Atmosphere and oceans A sizeable quantity of water would have been in the material which formed the Earth. Water molecules would have escaped Earth's gravity more easily when it was less massive during its formation. Hydrogen and helium are expected to continually leak from the atmosphere, but the lack of denser noble gases in the modern atmosphere suggests that something disastrous happened to the early atmosphere.

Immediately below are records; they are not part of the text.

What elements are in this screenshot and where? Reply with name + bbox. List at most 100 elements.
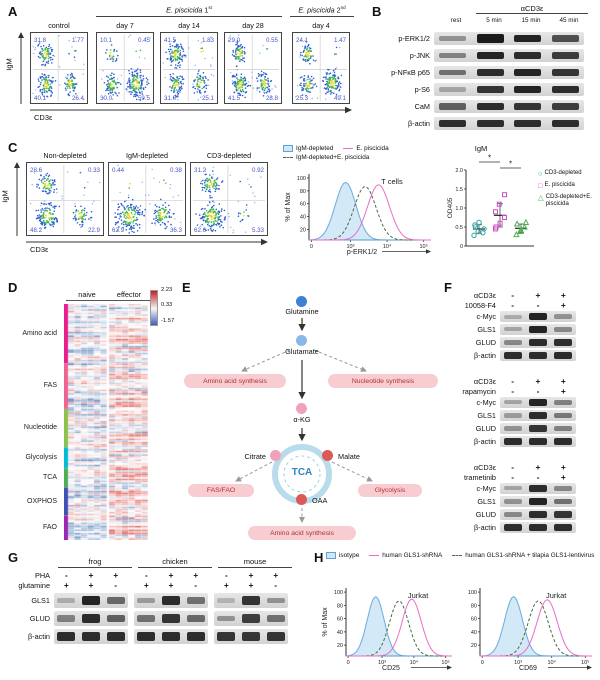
quadrant-percentage: 10.1	[100, 37, 113, 44]
plus-minus-value: -	[511, 471, 515, 482]
phospho-erk-histogram: 100 80 60 40 20 0 10³ 10⁴ 10⁵ T cells p-ERK1/2 % of…	[285, 174, 431, 256]
quadrant-percentage: 22.9	[88, 227, 101, 234]
significance-asterisk: *	[488, 154, 491, 163]
protein-band	[528, 326, 548, 333]
inhibitor-western-blots: αCD3ε - + +10058-F4- - + c-Myc GLS1 GLUD β-actin α…	[444, 290, 576, 548]
protein-band	[503, 486, 522, 491]
western-blot-strip	[500, 496, 576, 507]
plus-minus-value: -	[114, 580, 118, 590]
blot-row-label: β-actin	[27, 632, 50, 641]
protein-band	[162, 632, 180, 641]
species-western-blots: PHA - + + - + + - + + glutamine + + - + + - + + - GLS1 GLUD β-…	[2, 570, 294, 647]
blot-row-label: c-Myc	[476, 484, 496, 493]
protein-band	[266, 597, 285, 604]
protein-band	[514, 119, 542, 128]
condition-row: PHA - + + - + + - + +	[2, 570, 294, 580]
protein-band	[528, 339, 548, 346]
x-axis-label: CD69	[519, 665, 537, 672]
scale-min: -1.57	[161, 318, 175, 324]
legend-swatch-dash	[283, 157, 293, 158]
plus-minus-value: +	[560, 375, 566, 386]
legend-swatch-pink	[369, 555, 380, 556]
oaa-node-dot	[296, 494, 307, 505]
blot-row: c-Myc	[444, 396, 576, 409]
protein-band	[551, 68, 579, 77]
protein-band	[476, 51, 504, 60]
quadrant-percentage: 48.2	[30, 227, 43, 234]
data-point-square	[493, 224, 499, 230]
protein-band	[554, 438, 573, 445]
data-point-square	[493, 209, 499, 215]
protein-band	[476, 102, 504, 111]
histogram-curve-fill	[479, 595, 592, 657]
plot-title: T cells	[381, 177, 403, 186]
y-tick-label: 20	[471, 643, 477, 649]
flow-dot-clusters	[295, 40, 343, 101]
protein-band	[528, 485, 548, 492]
panel-label-h: H	[314, 550, 324, 565]
western-blot-strip	[500, 311, 576, 322]
western-blot-strip	[214, 629, 288, 644]
inhibitor-blot-block: αCD3ε - + + rapamycin - - + c-Myc GLS1 GLUD β-actin	[444, 376, 576, 448]
protein-band	[554, 426, 573, 431]
flow-dot-clusters	[114, 164, 182, 234]
quadrant-percentage: 0.92	[252, 167, 265, 174]
quadrant-percentage: 0.44	[112, 167, 125, 174]
western-blot-strip	[434, 66, 584, 79]
condition-values: - - +	[500, 386, 576, 396]
western-blot-strip	[500, 509, 576, 520]
plus-minus-value: -	[536, 299, 540, 310]
protein-band	[528, 313, 548, 320]
blot-row: β-actin	[444, 521, 576, 534]
glycolysis-pill: Glycolysis	[358, 484, 422, 497]
inhibitor-row: rapamycin - - +	[444, 386, 576, 396]
protein-band	[186, 597, 205, 604]
flow-plot-title: day 14	[178, 21, 200, 30]
y-tick-label: 40	[337, 630, 343, 636]
protein-band	[554, 498, 573, 505]
histogram-legend: isotype human GLS1-shRNA human GLS1-shRNA …	[326, 552, 596, 559]
flow-dot-plot-canvas: 10.1 0.45 30.0 59.5	[99, 34, 151, 102]
plus-minus-value: +	[560, 461, 566, 472]
protein-band	[554, 314, 573, 319]
legend-label: IgM-depleted	[296, 145, 334, 152]
quadrant-percentage: 49.1	[334, 95, 347, 102]
panel-label-c: C	[8, 140, 18, 155]
legend-label: human GLS1-shRNA	[382, 552, 443, 559]
malate-node-dot	[322, 450, 333, 461]
protein-band	[554, 524, 573, 531]
heatmap-category-label: Glycolysis	[25, 453, 57, 461]
protein-band	[217, 615, 236, 622]
panel-label-e: E	[182, 280, 191, 295]
protein-band	[554, 413, 573, 418]
condition-values: + + -	[134, 580, 208, 590]
plus-minus-value: -	[511, 289, 515, 300]
plus-minus-value: +	[560, 471, 566, 482]
blot-row: p-S6	[374, 81, 584, 98]
blot-row-label: GLUD	[29, 614, 50, 623]
y-tick-label: 100	[297, 176, 306, 182]
protein-band	[439, 69, 467, 76]
data-point-circle	[480, 230, 486, 236]
quadrant-percentage: 41.5	[228, 95, 241, 102]
flow-plot-day7: 10.1 0.45 30.0 59.5	[96, 32, 154, 104]
stimulation-header: αCD3ε	[476, 4, 588, 14]
blot-row-label: p-NFκB p65	[391, 68, 430, 77]
y-axis-arrow	[14, 162, 20, 236]
protein-band	[217, 632, 236, 641]
protein-band	[503, 426, 522, 431]
y-tick-label: 60	[300, 202, 306, 208]
blot-row: GLS1	[2, 593, 294, 608]
group-header-second-infection: E. piscicida 2nd	[290, 5, 354, 17]
x-tick-label: 0	[310, 244, 313, 250]
y-tick-label: 2.0	[455, 168, 463, 174]
blot-row-label: GLUD	[475, 424, 496, 433]
protein-band	[554, 511, 573, 518]
plus-minus-value: +	[88, 580, 94, 590]
flow-dot-plot-canvas: 24.1 1.47 25.3 49.1	[295, 35, 347, 102]
y-axis-label: % of Max	[285, 192, 292, 222]
lane-label: 5 min	[486, 17, 502, 24]
y-tick-label: 20	[300, 227, 306, 233]
plus-minus-value: +	[248, 580, 254, 590]
scatter-legend: ○ CD3-depleted □ E. piscicida △ CD3-depleted+…	[538, 170, 598, 213]
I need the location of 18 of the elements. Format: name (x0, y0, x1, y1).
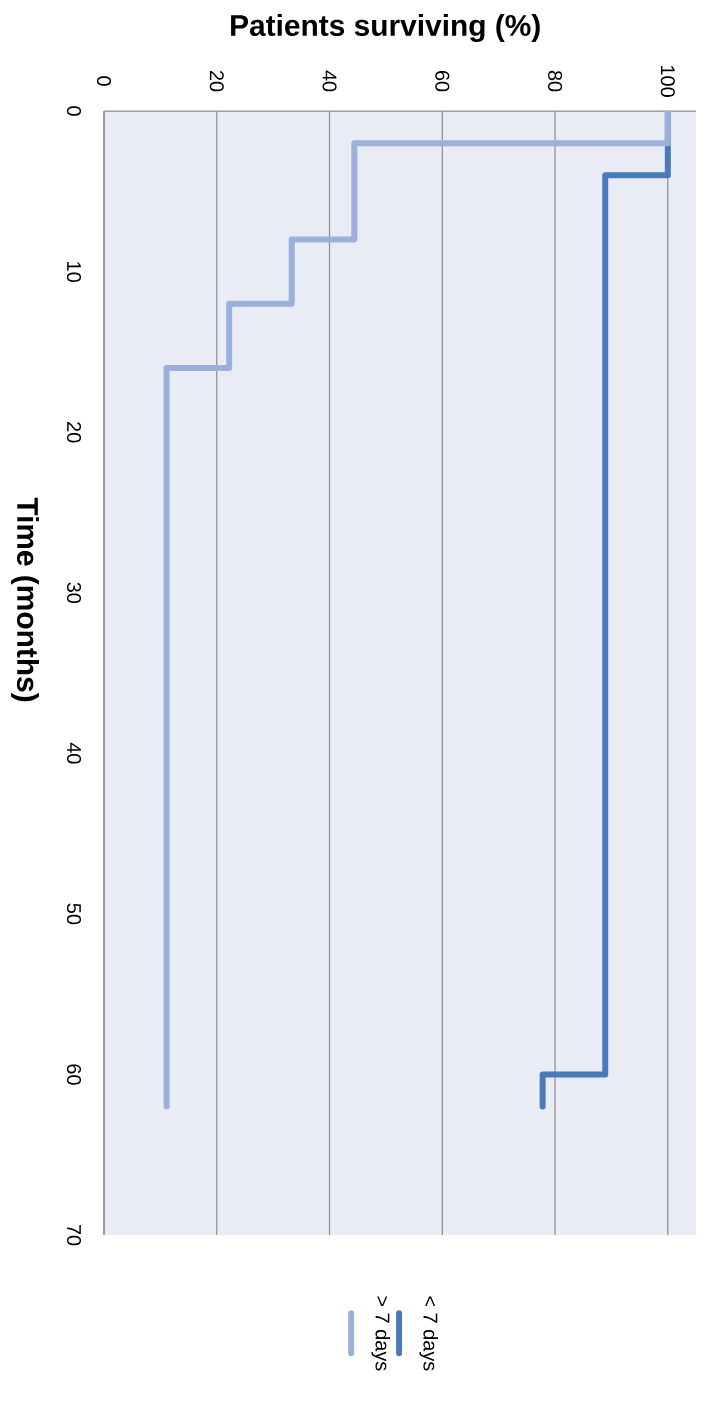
x-tick-label: 20 (209, 70, 224, 92)
y-tick-label: 60 (66, 1064, 82, 1085)
x-tick-label: 80 (548, 70, 563, 92)
x-tick-label: 100 (660, 65, 675, 97)
x-axis-title: Patients surviving (%) (231, 14, 540, 43)
y-tick-label: 0 (66, 106, 82, 116)
x-tick-label: 0 (96, 76, 112, 86)
legend-label: < 7 days (419, 1296, 439, 1371)
y-tick-label: 50 (66, 903, 82, 925)
y-tick-label: 30 (66, 582, 82, 604)
y-axis-title: Time (months) (11, 497, 39, 702)
x-tick-label: 40 (322, 70, 337, 92)
y-tick-label: 40 (66, 742, 82, 764)
y-tick-label: 70 (66, 1224, 82, 1246)
y-tick-label: 20 (66, 422, 82, 443)
x-tick-label: 60 (435, 71, 450, 92)
legend-label: > 7 days (371, 1296, 391, 1371)
y-tick-label: 10 (66, 262, 82, 282)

Part of the young planet is theorized to have been disrupted by the impact which created the Moon, which should have caused melting of one or two large areas. Present composition does not match complete melting and it is hard to completely melt and mix huge rock masses. However, a fair fraction of material should have been vaporized by this impact, creating a rock vapor atmosphere around the young planet. The rock vapor would have condensed within two thousand years, leaving behind hot volatiles which probably resulted in a heavy carbon dioxide atmosphere with hydrogen and water vapor. Liquid water oceans existed despite the surface temperature of 230°C because of the atmospheric pressure of the heavy CO2 atmosphere. As cooling continued, subduction and dissolving in ocean water removed most CO2 from the atmosphere but levels oscillated wildly as new surface and mantle cycles appeared.
Study of zircons has found that liquid water must have existed as long ago as 4400 Ma, very soon after the formation of the Earth. This requires the presence of an atmosphere. The Cool Early Earth theory covers a range from about 4400 Ma to 4000 Ma.
In fact, recent studies of zircons (in the fall of 2008) found in Australian Hadean rock hold minerals that point to the existence of plate tectonics as early as 4 billion years ago. If this holds true, the previous beliefs about the Hadean period are far from correct. That is, rather than a hot, molten surface and atmosphere full of carbon dioxide, the earth's surface would be very much like it is today. The action of plate tectonics traps vast amounts of carbon dioxide, thereby eliminating the greenhouse effects and leading to a much cooler surface temperature and the formation of solid rock, and possibly even life.